Federal Reserve Governor Stephen Miran recently reaffirmed his dovish stance, stating he expects inflation to be near the Fed's 2% target within a year.
This is a significant statement, especially as it comes at a time when challenges are mounting. Core PCE inflation is still running near 3%, well above the target, and an oil price spike to $100 per barrel, fueled by the conflict with Iran, is adding fresh inflationary pressure. In this context, Miran’s comments signal a strong conviction to look through these temporary factors.
His argument is built on two main pillars. First, he believes official inflation data is distorted by measurement lags, particularly in shelter costs. Private-sector rent data already shows significant cooling, a trend he expects official figures will eventually reflect. Second, he points to the cooling labor market. With job openings and hiring rates falling to their lowest levels since 2020, wage growth pressure is easing, reducing the risk of a wage-price spiral.

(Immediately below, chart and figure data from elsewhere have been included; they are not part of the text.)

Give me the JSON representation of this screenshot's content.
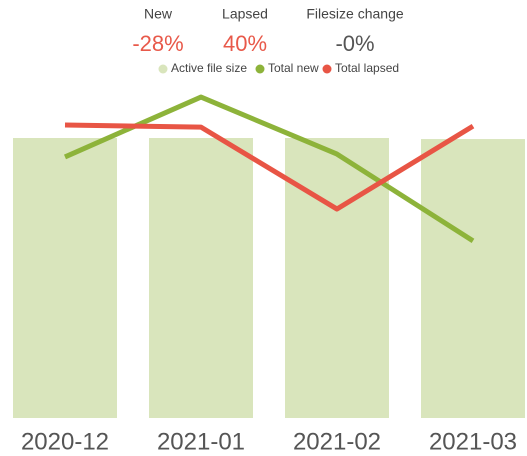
{
  "chart_data": {
    "type": "bar_line",
    "kpis": {
      "labels": [
        "New",
        "Lapsed",
        "Filesize change"
      ],
      "values": [
        -28,
        40,
        0
      ],
      "value_labels": [
        "-28%",
        "40%",
        "-0%"
      ],
      "colors": [
        "#e8594a",
        "#e8594a",
        "#555555"
      ]
    },
    "categories": [
      "2020-12",
      "2021-01",
      "2021-02",
      "2021-03"
    ],
    "ylim": [
      0,
      100
    ],
    "series": [
      {
        "name": "Active file size",
        "kind": "bar",
        "color": "#d9e5bc",
        "values": [
          80,
          80,
          80,
          79.7
        ]
      },
      {
        "name": "Total new",
        "kind": "line",
        "color": "#8db33a",
        "values": [
          74.6,
          91.7,
          75.4,
          50.6
        ]
      },
      {
        "name": "Total lapsed",
        "kind": "line",
        "color": "#e85545",
        "values": [
          83.7,
          83.1,
          59.7,
          83.4
        ]
      }
    ]
  }
}
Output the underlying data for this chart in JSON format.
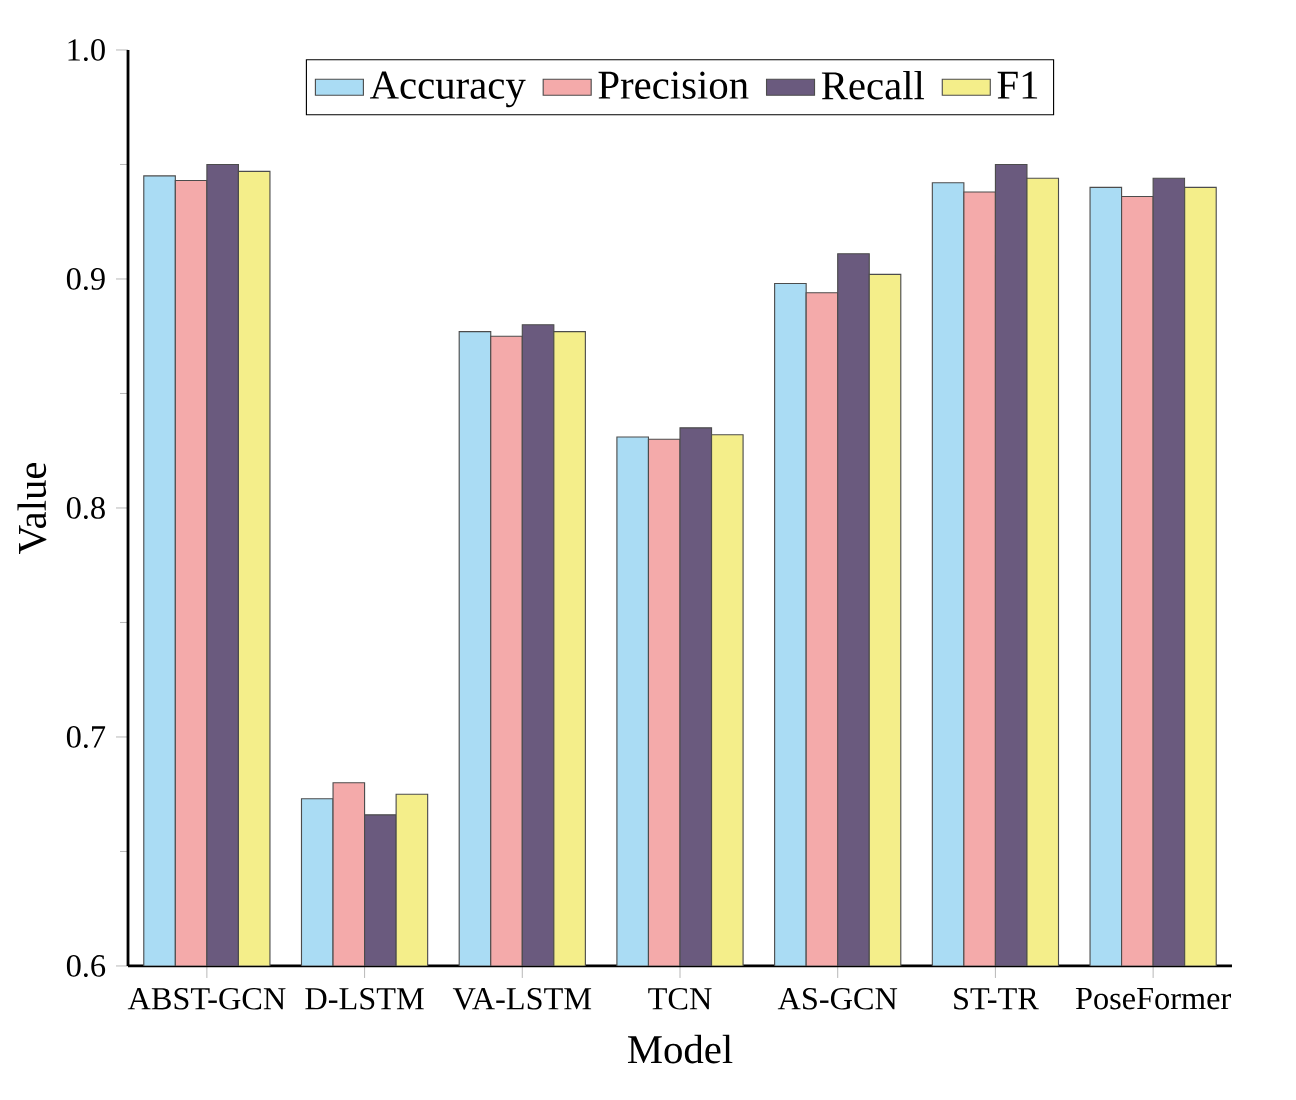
{
  "chart_data": {
    "type": "bar",
    "xlabel": "Model",
    "ylabel": "Value",
    "categories": [
      "ABST-GCN",
      "D-LSTM",
      "VA-LSTM",
      "TCN",
      "AS-GCN",
      "ST-TR",
      "PoseFormer"
    ],
    "series": [
      {
        "name": "Accuracy",
        "color": "#aadcf4",
        "values": [
          0.945,
          0.673,
          0.877,
          0.831,
          0.898,
          0.942,
          0.94
        ]
      },
      {
        "name": "Precision",
        "color": "#f4aaaa",
        "values": [
          0.943,
          0.68,
          0.875,
          0.83,
          0.894,
          0.938,
          0.936
        ]
      },
      {
        "name": "Recall",
        "color": "#6a5a7e",
        "values": [
          0.95,
          0.666,
          0.88,
          0.835,
          0.911,
          0.95,
          0.944
        ]
      },
      {
        "name": "F1",
        "color": "#f4ee8a",
        "values": [
          0.947,
          0.675,
          0.877,
          0.832,
          0.902,
          0.944,
          0.94
        ]
      }
    ],
    "ylim": [
      0.6,
      1.0
    ],
    "yticks": [
      0.6,
      0.7,
      0.8,
      0.9,
      {
        "value": 1.0,
        "label": "1.0"
      }
    ],
    "grid": false,
    "legend": "top"
  }
}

This isn't a new perspective for Miran; it's the continuation of a consistent theme. He has been the most prominent dovish voice on the FOMC, frequently dissenting in favor of rate cuts. As far back as December 2025, he laid out the analytical foundation for his view that underlying inflation was already approaching the target. His recent remarks are a direct extension of this long-held belief that the Fed's policy has become “passively too tight” and risks causing unnecessary harm to the job market.
Ultimately, Miran's statement highlights the ongoing debate within the Federal Reserve. While most officials remain cautious due to persistent inflation and geopolitical risks, Miran is advocating for a forward-looking policy that prioritizes sustaining the economic expansion without being derailed by short-term data volatility.
- FOMC (Federal Open Market Committee): The twelve-member committee within the Federal Reserve System that sets the nation's monetary policy, primarily through decisions on the federal funds rate.
- Core PCE (Personal Consumption Expenditures) Inflation: The Federal Reserve's preferred measure of inflation. It tracks the change in prices of goods and services purchased by consumers, excluding the volatile categories of food and energy.
- Dovish: A term used to describe a policymaker who favors accommodative monetary policy, such as lower interest rates, to stimulate the economy. The opposite is "hawkish."